The two artists collaborating on this piece, Anna Ridler and Caroline Sinders, both have family ties to the deep South in the U.S., and have begun working on a longer research project into that geographical area. As part of that project, the two have created a special dataset of the Bald Cypress, a type of tree found on the Gulf Coast of the U.S. These trees are able to live for thousands of years, but at present are threatened by climate change. Their crucial role in stopping coastal erosion in the area lies in question, moreso with the surge in hurricanes happening every year. The artists have used this dataset to train a GAN to reflect on what these areas might be like in the future, with and without the trees. The moving image is generated with this model and is controlled by some of the weather data generated by the most recent hurricane in the area, Hurricane Ida.

This NFT was created for Faces of Water, an online exhibition curated by Luba Elliott for Feral File, which brought together artists who have been working with machine learning for many years, using water as a shared conceptual lens. The production of the work coincided with Hurricane Ida, which at the time was the second most destructive hurricane to make landfall in Louisiana after Katrina. Caroline was in the United States at the time (the field recordings of the storm included in the metadata were made by her) and given the exhibition's focus on environmental systems and the costs and impacts of technological infrastructures, it was important that any proceeds from the sale of the token were redirected back into the affected community.

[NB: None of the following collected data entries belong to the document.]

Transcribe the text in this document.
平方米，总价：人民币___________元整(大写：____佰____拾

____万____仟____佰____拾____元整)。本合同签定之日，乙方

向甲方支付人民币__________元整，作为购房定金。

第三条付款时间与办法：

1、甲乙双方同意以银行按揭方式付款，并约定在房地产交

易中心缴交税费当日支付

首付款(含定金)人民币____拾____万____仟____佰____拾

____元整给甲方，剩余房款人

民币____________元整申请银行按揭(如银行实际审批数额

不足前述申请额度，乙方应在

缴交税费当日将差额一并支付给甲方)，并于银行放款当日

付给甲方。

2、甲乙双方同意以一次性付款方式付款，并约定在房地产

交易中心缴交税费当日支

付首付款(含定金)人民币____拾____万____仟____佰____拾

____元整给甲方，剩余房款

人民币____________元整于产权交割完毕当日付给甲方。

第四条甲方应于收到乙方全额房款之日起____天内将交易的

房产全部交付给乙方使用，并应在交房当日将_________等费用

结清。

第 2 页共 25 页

The stuttering quality of the animation is intentional and, to my mind at least, recalls the rhythm of breathing, as the branches slowly appear and fade from view. The connection between trees and breathing is indirect, but it is there (oxygen exchange and interdependence) and the work gently connects the two.
This project was originally minted as an edition of 88 on the Bitmark blockchain. Some collectors migrated it to Ethereum when Feral File offered a Bitmark -> Ethereum bridge. However, the artist's preference was for these artworks to live on the Tezos blockchain: https://tzkt.io/KT1Q3GCiWndMUWBjeUt12crnDFF9PFohhfmZ/operations/. All proceeds from the initial sale were donated to the Hurricane Ida Relief & Recovery Fund who are distribute funds across NOLA. Inside the metadata for the piece the collector also received one photograph from the training set, a short audio clip of a field recording of Hurricane Ida and hand-drawn maps and notes planning the research and fieldwork.